Maybin eager to seal Dubai berth
At this time in every season there are varying agendas for each European Tour member and for the six Irish contesting today's Castello Masters, it is no different.
For all, there's the first thought of victory on the Club de Campo del Mediterraneo course laid out in the crater of an extinct volcano in Spain.
But there's also the added incentive of qualifying for next fortnight's $7m WGC-HSBC Champions event in Shanghai and they can only do so with victory in Spain, with qualifying for the Chinese event cutting off on Sunday.
Peter Lawrie is 40th on the money list, so he's assured also of contesting the season-ending Dubai World Championship.
However, for Damien McGrane, (55th on the list), Gareth Maybin (59th) and Shane Lowry (62nd), these next few weeks are more about ensuring they join Graeme McDowell, Rory McIlroy, Padraig Harrington, Darren Clarke and Lawrie in the UAE.
All three dropped down the Race to Dubai rankings after last week's Portugal Masters, with McGrane and Lowry falling two places, and Maybin five places.
Maybin has fellow Irishman Darren Reynolds working as caddie for the remainder of the season, with former caddie Davy Jones going back to teaching at Royal Portrush.

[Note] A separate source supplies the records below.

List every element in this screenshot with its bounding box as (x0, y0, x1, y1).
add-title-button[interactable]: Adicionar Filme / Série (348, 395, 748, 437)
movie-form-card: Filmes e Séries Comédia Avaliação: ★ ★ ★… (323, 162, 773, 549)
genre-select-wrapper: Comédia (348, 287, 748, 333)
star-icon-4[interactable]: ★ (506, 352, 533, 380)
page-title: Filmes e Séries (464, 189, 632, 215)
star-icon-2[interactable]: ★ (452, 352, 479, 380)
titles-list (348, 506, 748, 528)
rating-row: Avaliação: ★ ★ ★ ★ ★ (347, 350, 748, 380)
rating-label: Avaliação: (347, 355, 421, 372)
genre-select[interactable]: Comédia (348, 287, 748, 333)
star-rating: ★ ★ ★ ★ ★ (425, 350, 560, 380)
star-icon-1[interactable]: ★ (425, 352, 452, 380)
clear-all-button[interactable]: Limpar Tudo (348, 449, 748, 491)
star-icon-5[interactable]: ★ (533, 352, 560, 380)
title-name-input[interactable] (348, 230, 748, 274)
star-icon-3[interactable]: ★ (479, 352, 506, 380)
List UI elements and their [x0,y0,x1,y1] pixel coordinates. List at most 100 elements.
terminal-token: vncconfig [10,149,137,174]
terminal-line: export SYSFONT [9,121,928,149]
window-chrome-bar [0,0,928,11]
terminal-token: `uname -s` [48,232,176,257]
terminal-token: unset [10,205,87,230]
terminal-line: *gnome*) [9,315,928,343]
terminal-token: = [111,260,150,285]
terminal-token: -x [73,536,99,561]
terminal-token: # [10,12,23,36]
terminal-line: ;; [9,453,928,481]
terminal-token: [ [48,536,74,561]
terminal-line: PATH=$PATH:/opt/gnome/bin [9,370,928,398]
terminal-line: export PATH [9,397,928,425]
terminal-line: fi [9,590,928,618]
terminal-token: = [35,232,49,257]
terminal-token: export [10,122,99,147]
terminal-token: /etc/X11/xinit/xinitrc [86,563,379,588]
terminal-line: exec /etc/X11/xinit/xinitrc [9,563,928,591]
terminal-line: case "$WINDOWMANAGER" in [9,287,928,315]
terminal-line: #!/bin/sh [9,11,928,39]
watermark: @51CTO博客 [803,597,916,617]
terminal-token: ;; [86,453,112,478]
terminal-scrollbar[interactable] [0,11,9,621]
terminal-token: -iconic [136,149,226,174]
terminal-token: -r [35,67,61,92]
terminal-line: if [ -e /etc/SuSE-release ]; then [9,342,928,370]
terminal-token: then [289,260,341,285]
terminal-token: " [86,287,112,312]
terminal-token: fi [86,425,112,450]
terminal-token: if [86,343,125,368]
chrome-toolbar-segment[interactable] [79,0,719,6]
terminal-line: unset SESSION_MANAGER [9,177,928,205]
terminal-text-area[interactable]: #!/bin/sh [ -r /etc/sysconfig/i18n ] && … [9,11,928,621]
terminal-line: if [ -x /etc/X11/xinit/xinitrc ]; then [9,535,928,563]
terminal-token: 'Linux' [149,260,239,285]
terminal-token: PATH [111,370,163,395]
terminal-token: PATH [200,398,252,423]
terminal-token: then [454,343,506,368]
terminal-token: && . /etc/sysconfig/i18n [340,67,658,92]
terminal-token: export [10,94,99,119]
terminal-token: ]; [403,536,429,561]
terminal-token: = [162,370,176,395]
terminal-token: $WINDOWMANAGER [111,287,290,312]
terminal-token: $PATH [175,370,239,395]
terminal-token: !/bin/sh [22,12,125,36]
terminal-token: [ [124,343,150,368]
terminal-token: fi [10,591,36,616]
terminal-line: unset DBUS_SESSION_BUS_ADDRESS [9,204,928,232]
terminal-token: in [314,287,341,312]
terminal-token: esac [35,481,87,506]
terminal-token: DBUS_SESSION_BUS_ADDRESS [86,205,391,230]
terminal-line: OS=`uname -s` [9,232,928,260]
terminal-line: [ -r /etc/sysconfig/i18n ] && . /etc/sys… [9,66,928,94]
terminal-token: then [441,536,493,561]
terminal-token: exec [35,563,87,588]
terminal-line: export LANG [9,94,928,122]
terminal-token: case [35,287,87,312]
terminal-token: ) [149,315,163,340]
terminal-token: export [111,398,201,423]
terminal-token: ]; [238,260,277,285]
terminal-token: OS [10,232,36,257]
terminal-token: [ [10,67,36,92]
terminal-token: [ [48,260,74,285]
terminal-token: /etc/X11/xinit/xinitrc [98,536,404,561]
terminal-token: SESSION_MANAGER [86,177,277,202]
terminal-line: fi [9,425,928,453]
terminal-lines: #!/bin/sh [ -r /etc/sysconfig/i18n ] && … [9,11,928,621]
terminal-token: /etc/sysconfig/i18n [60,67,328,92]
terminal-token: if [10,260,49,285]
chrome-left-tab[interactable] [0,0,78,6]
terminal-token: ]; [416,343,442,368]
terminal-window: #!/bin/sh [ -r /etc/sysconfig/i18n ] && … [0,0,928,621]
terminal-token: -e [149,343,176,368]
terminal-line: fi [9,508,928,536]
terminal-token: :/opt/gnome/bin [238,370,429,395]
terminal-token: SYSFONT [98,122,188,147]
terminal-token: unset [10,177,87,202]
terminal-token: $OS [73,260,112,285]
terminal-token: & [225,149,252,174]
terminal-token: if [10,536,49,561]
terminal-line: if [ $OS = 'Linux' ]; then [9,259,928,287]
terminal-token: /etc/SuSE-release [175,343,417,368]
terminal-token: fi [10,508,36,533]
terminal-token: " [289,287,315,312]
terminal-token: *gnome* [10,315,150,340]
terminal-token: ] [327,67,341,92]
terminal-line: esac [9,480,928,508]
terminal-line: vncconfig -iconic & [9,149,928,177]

"Darren and I are going to do the next few weeks and we'll see how it goes," said Maybin. "I played Dubai last year and that's still the goal this year, to stay inside the top 60. I've got a handful of events left so all I need is a decent week, while that first win would really take care of everything."
Lowry reiterated that he will skip the Dunlop Phoenix Open in Japan to play the European Tour's penultimate event, UBS Hong Kong Open, if his place in the top 60 is doubtful.
Down-based Simon Thornton has time to fully prepare for the event after competing in last week's Portugal Masters at such short notice, following Danny Willett's withdrawal. Also in the field are Michael Hoey, Paul McGinley, McGrane and Lawrie.
Meanwhile, 2012 captaincy favourite Jose Maria Olazabal believes the Ryder Cup will be the making of Rory McIlroy. The Holywood native had previously described the biennial competition as "an exhibition match", but his starring role at Celtic Manor helped him change his mind about the event.
"I don't think that we shall ever again hear McIlroy say that the Ryder Cup is an exhibition match," said Olazabal, who was drafted in late as a fifth European vice-captain for Celtic Manor, ahead of his expected endorsement -- health permitting -- as successor to captain Colin Montgomerie.
"For the younger players like Rory and Martin Kaymer, the Ryder Cup is an accelerated course in maturity."
Olazabal said he all but broke down in tears upon entering the European team room to see a giant picture of Seve Ballesteros and himself taken from one of their 15 matches together.
"It was very moving for me to see that photograph, and I was so pleased a long while ago to be there to give a big push when the Ryder Cup turned to a European team," he said.